Hey Keith, Roddy Boyd here. This is great stuff but then all your stuff is great. I'm sorry I'm just getting to read it all now.

Perhaps, as a reporter, albeit one nowhere near as talented as Ms. Nobles, I can be of some help here. Are Ms. Nobles' sentiments a bit archly expressed? Yes. But her conduct is assuredly rational once a few nuances are understood.

The first is that notwithstanding the tradition of generally close governmental and economic cooperation between the U.S. and Canada -- albeit one that in recent years developed into name-calling matches between the countries leaders -- there are some stark

cultural differences, none more so than the role investigative reporting (as a proxy for unfettered free speech) plays in civil society.

I would sum up Canada's press protection laws as designed to "protect the people from the press," whereas in the U.S., despite a general partisan fracture over nearly all else, there is widespread consensus that the role of journalism is vital and accordingly, that the legal and executive branches have almost no basis to curtail those rights.

With that in mind, Edper put Ms. Noble and G&M's Report on Business through hell back in the day: with lots of legal demand letters, hostile meetings with lawyers, brutal pre-publication reviews, and constant political and cultural pressure brought to bear on the paper's leadership. Of course in the U.S. this happens too, but the reporter can be confident that none of this can restrict the right to publish. That's NOT the case in Canada.

And given Edper's secrecy and then socio-cultural prominence in Ontario, much of her reporting relied on cultivated source networks that she had promised to protect. But if Edper had sued her under Canada's notorious libel laws, she would have been subject to a brutal multi-year trial where her entire reporting methodology would have been fair game. For an investigative reporter in Canada, that is difficult to come back from.

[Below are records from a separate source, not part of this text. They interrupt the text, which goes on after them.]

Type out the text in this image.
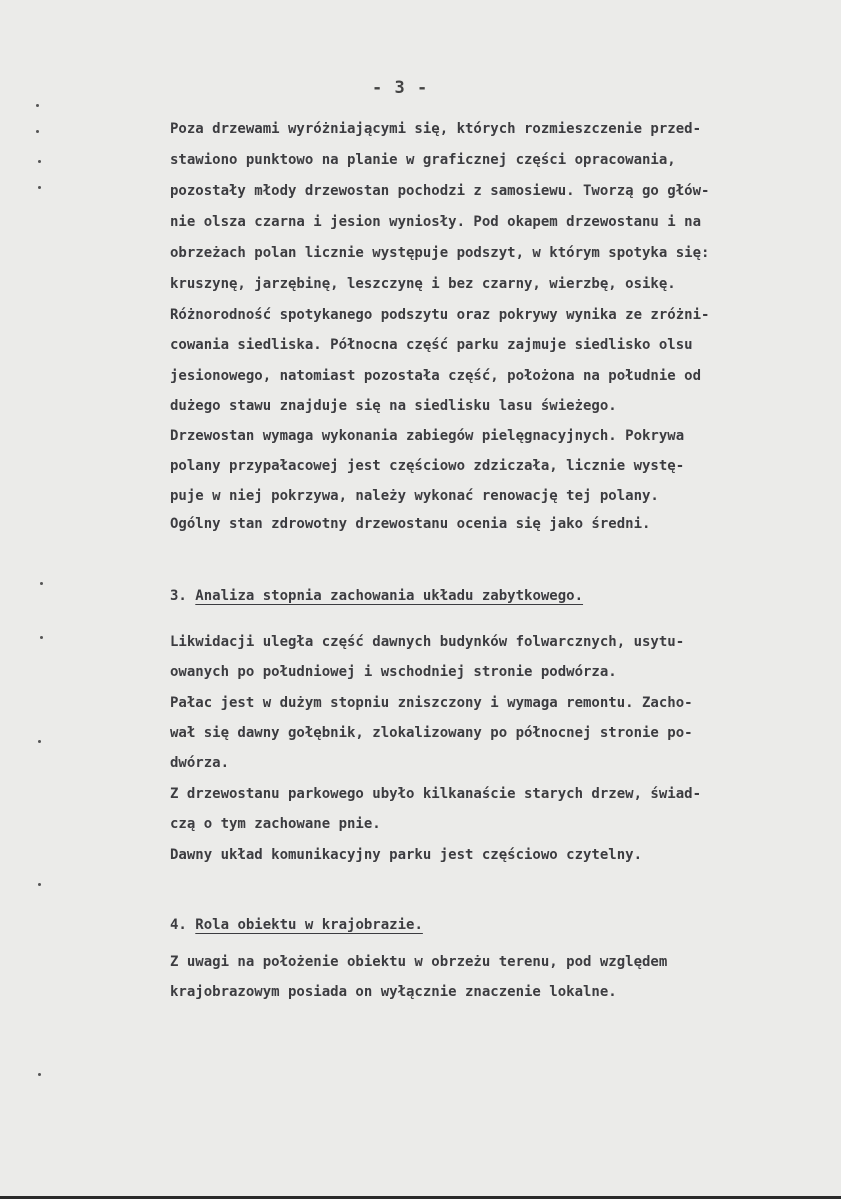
- 3 -
Poza drzewami wyróżniającymi się, których rozmieszczenie przed-
stawiono punktowo na planie w graficznej części opracowania,
pozostały młody drzewostan pochodzi z samosiewu. Tworzą go głów-
nie olsza czarna i jesion wyniosły. Pod okapem drzewostanu i na
obrzeżach polan licznie występuje podszyt, w którym spotyka się:
kruszynę, jarzębinę, leszczynę i bez czarny, wierzbę, osikę.
Różnorodność spotykanego podszytu oraz pokrywy wynika ze zróżni-
cowania siedliska. Północna część parku zajmuje siedlisko olsu
jesionowego, natomiast pozostała część, położona na południe od
dużego stawu znajduje się na siedlisku lasu świeżego.
Drzewostan wymaga wykonania zabiegów pielęgnacyjnych. Pokrywa
polany przypałacowej jest częściowo zdziczała, licznie wystę-
puje w niej pokrzywa, należy wykonać renowację tej polany.
Ogólny stan zdrowotny drzewostanu ocenia się jako średni.
3. Analiza stopnia zachowania układu zabytkowego.
Likwidacji uległa część dawnych budynków folwarcznych, usytu-
owanych po południowej i wschodniej stronie podwórza.
Pałac jest w dużym stopniu zniszczony i wymaga remontu. Zacho-
wał się dawny gołębnik, zlokalizowany po północnej stronie po-
dwórza.
Z drzewostanu parkowego ubyło kilkanaście starych drzew, świad-
czą o tym zachowane pnie.
Dawny układ komunikacyjny parku jest częściowo czytelny.
4. Rola obiektu w krajobrazie.
Z uwagi na położenie obiektu w obrzeżu terenu, pod względem
krajobrazowym posiada on wyłącznie znaczenie lokalne.
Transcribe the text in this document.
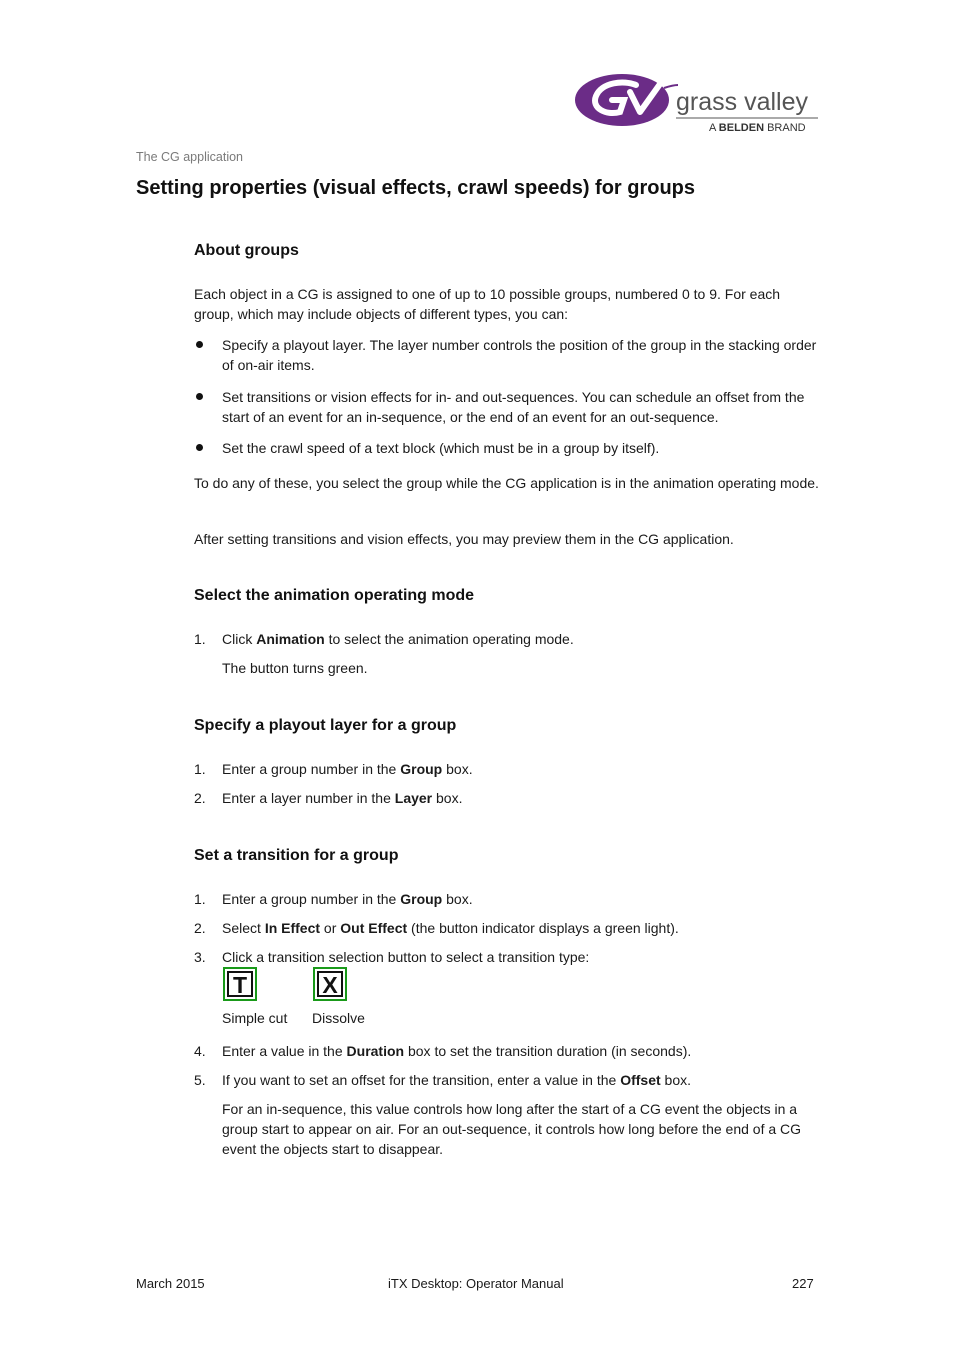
grass valley
A BELDEN BRAND
The CG application
Setting properties (visual effects, crawl speeds) for groups
About groups
Each object in a CG is assigned to one of up to 10 possible groups, numbered 0 to 9. For each group, which may include objects of different types, you can:
Specify a playout layer. The layer number controls the position of the group in the stacking order of on-air items.
Set transitions or vision effects for in- and out-sequences. You can schedule an offset from the start of an event for an in-sequence, or the end of an event for an out-sequence.
Set the crawl speed of a text block (which must be in a group by itself).
To do any of these, you select the group while the CG application is in the animation operating mode.
After setting transitions and vision effects, you may preview them in the CG application.
Select the animation operating mode
1. Click Animation to select the animation operating mode.
The button turns green.
Specify a playout layer for a group
1. Enter a group number in the Group box.
2. Enter a layer number in the Layer box.
Set a transition for a group
1. Enter a group number in the Group box.
2. Select In Effect or Out Effect (the button indicator displays a green light).
3. Click a transition selection button to select a transition type:
T	X
Simple cut Dissolve
4. Enter a value in the Duration box to set the transition duration (in seconds).
5. If you want to set an offset for the transition, enter a value in the Offset box.
For an in-sequence, this value controls how long after the start of a CG event the objects in a group start to appear on air. For an out-sequence, it controls how long before the end of a CG event the objects start to disappear.
March 2015	iTX Desktop: Operator Manual	227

There is also the question of Ms. Noble not knowing you or your intentions. I'm pretty sure numbers of U.S.-based short-sellers have reached out to her over the years to "pick her brain" on Brookfield's origins. But Canadian law looks at short-selling the same as investigative reporting, i.e. while legally permitted, it is more culturally suitable for the no holds barred U.S. system. So if she would engage with shorts or other research analysts, her risk would be binary: They would get prospective profits while enjoying U.S. First Amendment legal protections, she would get a multi-year court date.

While I can't speak for Ms. Noble, it is doubtful she missed the legal threat Brookfield's lawyers sent me in my 2013 article. I am confident she concluded that Flatt, Cockwell et al haven't changed a single stripe in nearly 30 years and that the risk-reward of writing about these guys was still miserably skewed towards "risk."

Hope that helps. I look forward to more of your excellent work.